AUROC, agreement rate, reading time
AI standalone achieved an AUROC** of 0.93, which was higher than consultants (0.91; p=0.21), SRs (0.88; p=0.013), and JRs (0.86; p<0.001) with AI assistance. “[The comparable AUROCs between consultants and SRs underscore AI’s potential] to support less experienced readers and help narrow the performance gap between intermediate and expert radiologists,” the researchers explained.
Agreement rates pre- and post-AI assistance were κ=0.54 and 0.60 (p=0.08) in JRs, κ=0.59 and 0.62 (p=0.48) in SRs, and κ=0.66 and 0.71 (p=0.07) in consultants.
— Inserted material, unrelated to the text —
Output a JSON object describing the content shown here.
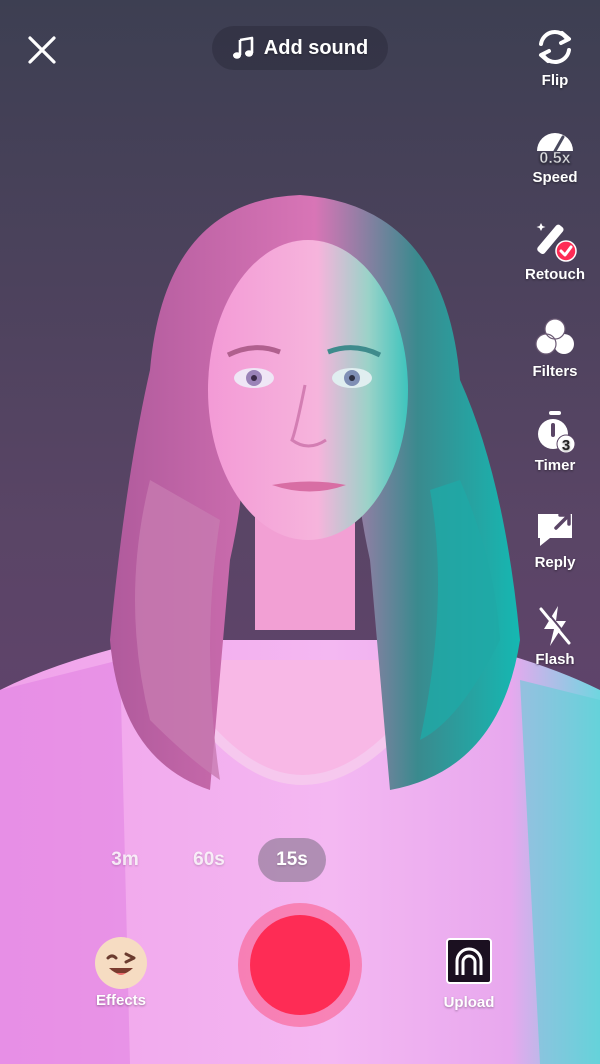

According to the researchers, the improved inter-reader agreement highlights AI’s potential to reduce inconsistencies in diagnostic decisions among radiologists with different levels of experience.
Significant time savings were achieved with AI assistance, more so in non-malignant vs malignant cases (18 vs 11.1 s per reading; p<0.001). “This suggests that AI could offer substantial cost savings by enhancing efficiency,” they said.
Scalable benefits
Some of the challenges of interpreting mammograms are rising imaging volumes, a global shortage of breast radiologists, and variability in reader experience, the researchers noted. “AI has been proposed as a potential adjunct to address these issues, particularly in settings with high breast density, such as Asian populations.”
The results underscore the potential of AI to improve diagnostic consistency and workflow and support training. “Integration into clinical and educational settings may offer scalable benefits, though careful attention to threshold calibration, feedback loops, and real-world validation remains essential,” they said.